The Department of Education (DoE) said that default on student loans climbed to 7.0 percent in fiscal 2008, up from 6.7 percent in the prior fiscal year - yet another manifestation of the sluggish economy and bleak jobs market.
The default rates increased from 5.9 to 6.0 percent for public institutions, from 3.7 to 4.0 percent for private institutions, and from 11.0 to 11.6 percent for for-profit schools.
These default rates -- the most recent data available -- represent borrowers whose first loan repayments came due between Oct. 1, 2007 and Sept. 30, 2008, and who defaulted before Sept. 30, 2009. During this period, almost 3.4 million borrowers entered repayment, and more than 238,000 defaulted on their loans.
DoE explained that borrowers who default after their first two years of repayment are not measured as defaulters in the current data.
According to Mark Kantrowitz, director of FinAid.org, a financial advice website. student loan debt in the U.S. recently surpassed credit card debt. Indeed, the Wall Street Journal reported that Americans now have to bear about $830 billion in private and federal student loans, compared with about $827 billion in credit card debt.
This data confirms what we already know: that many students are struggling to pay back their student loans during very difficult economic times, said U.S. Secretary of Education Arne Duncan
Duncan also noted that the data reveals that students attending for-profit schools are the most likely to default.
While for-profit schools have profited and prospered thanks to federal dollars, some of their students have not, he noted.
Far too many for-profit schools are saddling students with debt they cannot afford in exchange for degrees and certificates they cannot use.
DoE also stated that students at for-profit schools represented 26 percent of the borrower population and 43 percent of all defaulters. The median federal student loan debt carried by students earning associate degrees at for-profit institutions was $14,000.
The majority of students at community colleges do not borrow, DoE noted.
The default rate] is [at] a high level, but it's consistent with the overall weakness in the labor market, said Sean Snaith, an economist at the University of Central Florida.
We're only going to see these rates rise in 2009 and 2010 given the continuing problems with joblessness. The situation here is analogous to the subprime mortgage crisis in the housing market, except this time, it's because of a growth in defaults coming from the for-profit educational sector.

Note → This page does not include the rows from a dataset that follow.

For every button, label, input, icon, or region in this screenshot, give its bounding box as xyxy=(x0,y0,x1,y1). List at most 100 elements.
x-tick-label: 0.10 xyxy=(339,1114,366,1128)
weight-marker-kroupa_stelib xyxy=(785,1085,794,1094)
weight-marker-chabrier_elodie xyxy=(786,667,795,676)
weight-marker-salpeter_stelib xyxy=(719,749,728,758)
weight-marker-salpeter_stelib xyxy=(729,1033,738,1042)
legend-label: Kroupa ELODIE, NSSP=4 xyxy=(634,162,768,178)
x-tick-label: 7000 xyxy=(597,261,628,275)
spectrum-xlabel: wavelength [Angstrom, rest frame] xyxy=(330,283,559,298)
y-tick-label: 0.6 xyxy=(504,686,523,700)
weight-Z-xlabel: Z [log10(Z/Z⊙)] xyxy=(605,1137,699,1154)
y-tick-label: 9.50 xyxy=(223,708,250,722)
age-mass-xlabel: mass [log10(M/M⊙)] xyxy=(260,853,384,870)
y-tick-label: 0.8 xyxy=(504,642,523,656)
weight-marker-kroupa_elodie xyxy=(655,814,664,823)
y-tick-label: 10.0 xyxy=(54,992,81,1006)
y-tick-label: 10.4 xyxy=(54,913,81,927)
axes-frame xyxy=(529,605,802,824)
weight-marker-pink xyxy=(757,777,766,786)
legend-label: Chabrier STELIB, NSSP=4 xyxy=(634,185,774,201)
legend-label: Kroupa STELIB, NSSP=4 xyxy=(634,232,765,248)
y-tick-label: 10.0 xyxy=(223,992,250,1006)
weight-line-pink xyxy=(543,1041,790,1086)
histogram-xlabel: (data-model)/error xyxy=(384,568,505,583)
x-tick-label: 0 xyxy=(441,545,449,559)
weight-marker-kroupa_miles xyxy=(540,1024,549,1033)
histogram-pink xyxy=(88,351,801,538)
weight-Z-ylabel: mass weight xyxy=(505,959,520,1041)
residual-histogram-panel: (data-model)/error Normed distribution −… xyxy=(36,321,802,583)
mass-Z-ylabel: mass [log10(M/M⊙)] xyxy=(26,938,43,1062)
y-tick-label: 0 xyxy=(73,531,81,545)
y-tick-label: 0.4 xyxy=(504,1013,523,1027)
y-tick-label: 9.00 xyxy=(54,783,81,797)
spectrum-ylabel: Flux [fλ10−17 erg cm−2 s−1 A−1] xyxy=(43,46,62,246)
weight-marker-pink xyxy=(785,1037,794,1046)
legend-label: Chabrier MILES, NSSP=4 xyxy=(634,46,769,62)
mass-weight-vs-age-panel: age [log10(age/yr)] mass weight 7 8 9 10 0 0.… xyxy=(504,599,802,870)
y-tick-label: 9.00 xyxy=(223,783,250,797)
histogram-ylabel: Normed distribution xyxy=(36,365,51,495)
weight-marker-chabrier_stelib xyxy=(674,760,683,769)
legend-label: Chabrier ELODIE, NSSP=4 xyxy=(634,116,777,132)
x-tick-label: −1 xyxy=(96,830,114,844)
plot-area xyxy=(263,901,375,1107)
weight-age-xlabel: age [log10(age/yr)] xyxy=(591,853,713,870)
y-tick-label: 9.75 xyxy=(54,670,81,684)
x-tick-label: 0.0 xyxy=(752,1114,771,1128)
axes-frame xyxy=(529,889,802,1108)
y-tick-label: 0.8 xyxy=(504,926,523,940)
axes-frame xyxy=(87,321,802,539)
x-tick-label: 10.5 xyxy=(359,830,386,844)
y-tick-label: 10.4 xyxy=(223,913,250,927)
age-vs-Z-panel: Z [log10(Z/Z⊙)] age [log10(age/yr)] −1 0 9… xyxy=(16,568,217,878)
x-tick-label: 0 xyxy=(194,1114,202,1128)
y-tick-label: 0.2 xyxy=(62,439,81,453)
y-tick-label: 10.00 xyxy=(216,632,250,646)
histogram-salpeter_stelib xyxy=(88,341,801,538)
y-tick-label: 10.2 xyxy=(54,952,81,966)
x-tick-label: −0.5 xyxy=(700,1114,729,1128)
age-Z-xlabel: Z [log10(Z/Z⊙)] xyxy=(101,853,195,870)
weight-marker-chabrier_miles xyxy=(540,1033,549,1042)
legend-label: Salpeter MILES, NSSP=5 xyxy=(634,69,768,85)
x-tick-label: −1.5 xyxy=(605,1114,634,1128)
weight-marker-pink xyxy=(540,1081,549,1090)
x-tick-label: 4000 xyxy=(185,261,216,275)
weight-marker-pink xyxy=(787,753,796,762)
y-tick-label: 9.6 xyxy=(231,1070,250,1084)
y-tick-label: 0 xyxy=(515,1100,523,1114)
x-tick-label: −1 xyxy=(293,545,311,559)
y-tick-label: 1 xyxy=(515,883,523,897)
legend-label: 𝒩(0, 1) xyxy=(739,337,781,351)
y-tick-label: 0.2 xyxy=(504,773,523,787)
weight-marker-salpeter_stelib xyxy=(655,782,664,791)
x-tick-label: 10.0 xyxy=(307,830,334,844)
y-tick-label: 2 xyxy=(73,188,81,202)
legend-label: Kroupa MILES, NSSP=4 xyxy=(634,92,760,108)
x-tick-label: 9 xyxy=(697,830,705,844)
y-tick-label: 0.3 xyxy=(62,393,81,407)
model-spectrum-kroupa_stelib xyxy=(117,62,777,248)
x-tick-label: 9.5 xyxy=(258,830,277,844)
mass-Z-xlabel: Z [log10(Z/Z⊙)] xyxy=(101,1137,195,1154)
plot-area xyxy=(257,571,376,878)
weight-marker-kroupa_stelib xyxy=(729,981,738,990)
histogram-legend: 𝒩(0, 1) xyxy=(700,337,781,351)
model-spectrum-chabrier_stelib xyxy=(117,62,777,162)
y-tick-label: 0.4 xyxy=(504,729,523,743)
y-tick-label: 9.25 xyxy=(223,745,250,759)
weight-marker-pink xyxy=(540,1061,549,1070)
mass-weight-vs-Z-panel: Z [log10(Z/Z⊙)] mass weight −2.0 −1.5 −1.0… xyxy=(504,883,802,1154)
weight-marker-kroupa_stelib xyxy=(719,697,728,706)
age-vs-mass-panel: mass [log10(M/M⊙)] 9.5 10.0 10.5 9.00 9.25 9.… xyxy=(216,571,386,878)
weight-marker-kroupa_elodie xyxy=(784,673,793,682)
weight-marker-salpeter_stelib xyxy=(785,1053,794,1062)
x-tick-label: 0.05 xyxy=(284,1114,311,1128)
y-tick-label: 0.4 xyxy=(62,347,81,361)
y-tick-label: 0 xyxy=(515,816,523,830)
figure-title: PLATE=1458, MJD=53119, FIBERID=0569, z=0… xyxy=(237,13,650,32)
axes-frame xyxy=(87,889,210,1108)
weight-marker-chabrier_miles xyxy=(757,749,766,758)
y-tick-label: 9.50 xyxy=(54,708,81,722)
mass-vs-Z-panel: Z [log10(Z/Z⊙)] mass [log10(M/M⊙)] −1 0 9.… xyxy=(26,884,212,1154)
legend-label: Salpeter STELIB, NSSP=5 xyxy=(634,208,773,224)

Meanwhile, the Obama administration has imposed certain new rules that will regulate the federal aid provided to the for profit schools.
The DoE has also proposed rule which would cut off federal student aid to educational institutions/programs whose graduates carry high student loan debt relative to their incomes.
An escalating rate of loan defaults would result in more younger Americans having their credit scores damaged, precluding their ability to obtain financing, mortgages or even employment in the future.